The impacts of market structures on optimal decisions are given as follows: (i) under LL, the local operator should set the largest wholesale price and a lowest carbon reduction level while the tour operator should set the largest retail price. (ii) Under TL, the local operator should set the lowest wholesale price and a medium carbon reduction level while the tour operator should set a medium retail price. (iii) Under NG, the local operator should set a medium wholesale price and the highest carbon reduction level while the tour operator should set the lowest retail price.

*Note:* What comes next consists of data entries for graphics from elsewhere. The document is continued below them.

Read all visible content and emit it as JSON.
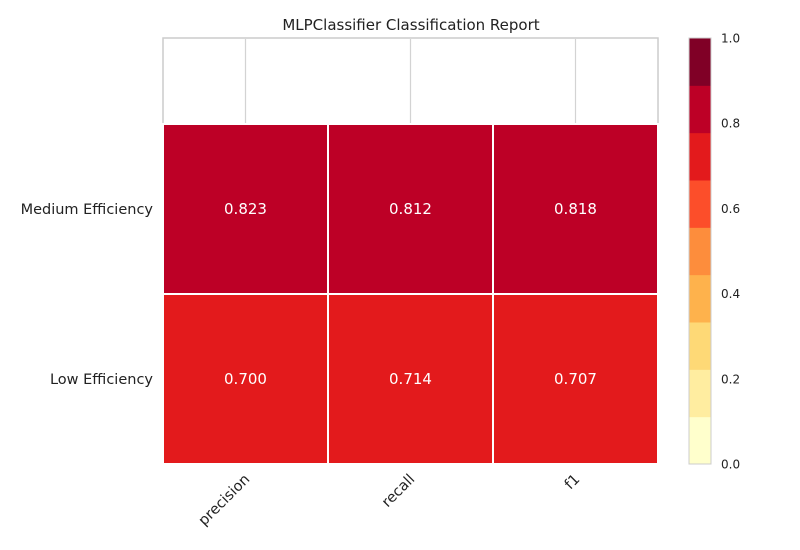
{
  "chart_data": {
    "type": "heatmap",
    "title": "MLPClassifier Classification Report",
    "xlabel": "",
    "ylabel": "",
    "columns": [
      "precision",
      "recall",
      "f1"
    ],
    "rows": [
      "Medium Efficiency",
      "Low Efficiency"
    ],
    "values": [
      [
        0.823,
        0.812,
        0.818
      ],
      [
        0.7,
        0.714,
        0.707
      ]
    ],
    "value_labels": [
      [
        "0.823",
        "0.812",
        "0.818"
      ],
      [
        "0.700",
        "0.714",
        "0.707"
      ]
    ],
    "colorbar": {
      "vmin": 0.0,
      "vmax": 1.0,
      "ticks": [
        0.0,
        0.2,
        0.4,
        0.6,
        0.8,
        1.0
      ],
      "tick_labels": [
        "0.0",
        "0.2",
        "0.4",
        "0.6",
        "0.8",
        "1.0"
      ],
      "colors": [
        "#ffffcc",
        "#ffeda0",
        "#fed976",
        "#feb24c",
        "#fd8d3c",
        "#fc4e2a",
        "#e31a1c",
        "#bd0026",
        "#800026"
      ]
    },
    "grid": true
  }
}
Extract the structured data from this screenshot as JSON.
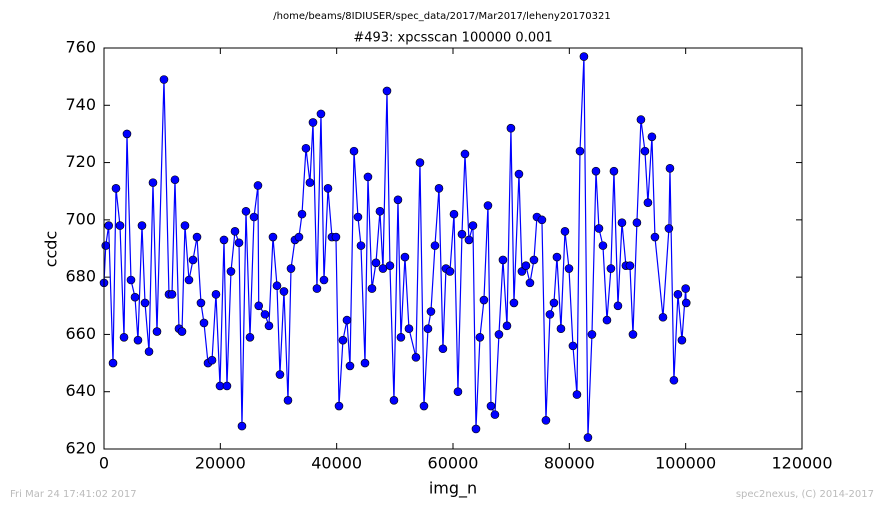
{
  "chart_data": {
    "type": "line",
    "title": "/home/beams/8IDIUSER/spec_data/2017/Mar2017/leheny20170321",
    "subtitle": "#493: xpcsscan 100000 0.001",
    "x_label": "img_n",
    "y_label": "ccdc",
    "color": "#0000ff",
    "marker": "circle",
    "x": [
      0,
      300,
      800,
      1550,
      2060,
      2750,
      3440,
      3950,
      4640,
      5330,
      5840,
      6530,
      7050,
      7740,
      8420,
      9110,
      10310,
      11170,
      11690,
      12200,
      12890,
      13410,
      13920,
      14610,
      15300,
      15990,
      16670,
      17190,
      17880,
      18570,
      19250,
      19940,
      20630,
      21140,
      21830,
      22520,
      23210,
      23720,
      24410,
      25100,
      25790,
      26470,
      26600,
      27680,
      28360,
      29050,
      29740,
      30250,
      30940,
      31630,
      32150,
      32830,
      33520,
      34040,
      34720,
      35410,
      35930,
      36610,
      37300,
      37820,
      38510,
      39190,
      39880,
      40400,
      41080,
      41770,
      42290,
      42980,
      43660,
      44180,
      44870,
      45380,
      46070,
      46760,
      47440,
      47960,
      48650,
      49160,
      49850,
      50540,
      51050,
      51740,
      52430,
      53630,
      54320,
      55010,
      55700,
      56210,
      56900,
      57590,
      58270,
      58790,
      59480,
      60170,
      60850,
      61540,
      62060,
      62740,
      63430,
      63950,
      64630,
      65320,
      66010,
      66530,
      67210,
      67900,
      68590,
      69280,
      69960,
      70480,
      71340,
      71850,
      72540,
      73230,
      73920,
      74430,
      75290,
      75980,
      76670,
      77360,
      77870,
      78560,
      79250,
      79940,
      80620,
      81310,
      81830,
      82510,
      83200,
      83890,
      84580,
      85090,
      85780,
      86470,
      87150,
      87670,
      88360,
      89050,
      89730,
      90420,
      90940,
      91620,
      92310,
      93000,
      93510,
      94200,
      94720,
      96100,
      97120,
      97300,
      97980,
      98670,
      99360,
      100000,
      100100
    ],
    "y": [
      678,
      691,
      698,
      650,
      711,
      698,
      659,
      730,
      679,
      673,
      658,
      698,
      671,
      654,
      713,
      661,
      749,
      674,
      674,
      714,
      662,
      661,
      698,
      679,
      686,
      694,
      671,
      664,
      650,
      651,
      674,
      642,
      693,
      642,
      682,
      696,
      692,
      628,
      703,
      659,
      701,
      712,
      670,
      667,
      663,
      694,
      677,
      646,
      675,
      637,
      683,
      693,
      694,
      702,
      725,
      713,
      734,
      676,
      737,
      679,
      711,
      694,
      694,
      635,
      658,
      665,
      649,
      724,
      701,
      691,
      650,
      715,
      676,
      685,
      703,
      683,
      745,
      684,
      637,
      707,
      659,
      687,
      662,
      652,
      720,
      635,
      662,
      668,
      691,
      711,
      655,
      683,
      682,
      702,
      640,
      695,
      723,
      693,
      698,
      627,
      659,
      672,
      705,
      635,
      632,
      660,
      686,
      663,
      732,
      671,
      716,
      682,
      684,
      678,
      686,
      701,
      700,
      630,
      667,
      671,
      687,
      662,
      696,
      683,
      656,
      639,
      724,
      757,
      624,
      660,
      717,
      697,
      691,
      665,
      683,
      717,
      670,
      699,
      684,
      684,
      660,
      699,
      735,
      724,
      706,
      729,
      694,
      666,
      697,
      718,
      644,
      674,
      658,
      676,
      671
    ],
    "xlim": [
      0,
      120000
    ],
    "ylim": [
      620,
      760
    ],
    "xticks": [
      0,
      20000,
      40000,
      60000,
      80000,
      100000,
      120000
    ],
    "yticks": [
      620,
      640,
      660,
      680,
      700,
      720,
      740,
      760
    ]
  },
  "footer": {
    "left": "Fri Mar 24 17:41:02 2017",
    "right": "spec2nexus, (C) 2014-2017"
  }
}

The impacts of market structures on optimal demand and total carbon emission are given as follows: (i) LL market structure causes the lowest demand and total carbon emission in the case of the local operator as the leader in the tourism supply chain that is most beneficial to the environment. (ii) TL market structure leads to a medium demand and total carbon emission. (iii) NG contributes the largest demand and total carbon emission. Essentially, NG contributes the most environmentally-friendly product but greatest harm to the environment.

In order to explore optimal decisions in the tourism supply chain in the carbon tax and word-of-mouth contexts, our paper develops three theoretical models according to market bargaining power. The theoretical frameworks are given as follows. Consumers’ utilities for purchasing tour packages are described through a literature review and questionnaire surveys, and the cost structures of members in the tourism supply chain are explored through the method of enterprise research. The theoretical models are developed and solved by some methods such as the Nash game, the Stackelberg game, and the optimization theory. The main insights of paper can guide members in the tourism supply chain to determine optimal decisions in the carbon tax and word-of-mouth contexts.

The impacts of market structures on profits and the size between profits of the two members are given as follows. (i) Under LL, the local operator obtains the largest profit while the tour operator obtains the lowest profit. (ii) Under NG, both the local operator and the tour operator obtain medium profits. (iii) Under TL, the local operator obtains the lowest profit while the tour operator obtains the largest profit. (iv) The local operator can obtain more profit than the tour operator only when the local operator has more bargaining power.

There is still more space needed for future research. First, there is information symmetric between the local operator and the tour operator. It is worth studying optimal decisions in the tourism supply chain when considering information asymmetric. Secondly, our paper only considers one local operator and one tour operator. The competitions between multiple local operators and tour operators can be researched in the future. Third, considering that O2O and Omnichannel modes in reality are more prevalent, it will be interesting to explore the impact of word-of-mouth on operations of members in the tourism supply chain in these contexts. Fourth, besides a carbon tax policy, some countries implement a carbon cap-and-trade policy. Thus, how members in the tourism supply chain should make decisions in the cap-and-trade and word-of-mouth is worth studying. At last, our paper studies one-period decision-making strategies. Thus, two periods or multi-periods can be taken into consideration.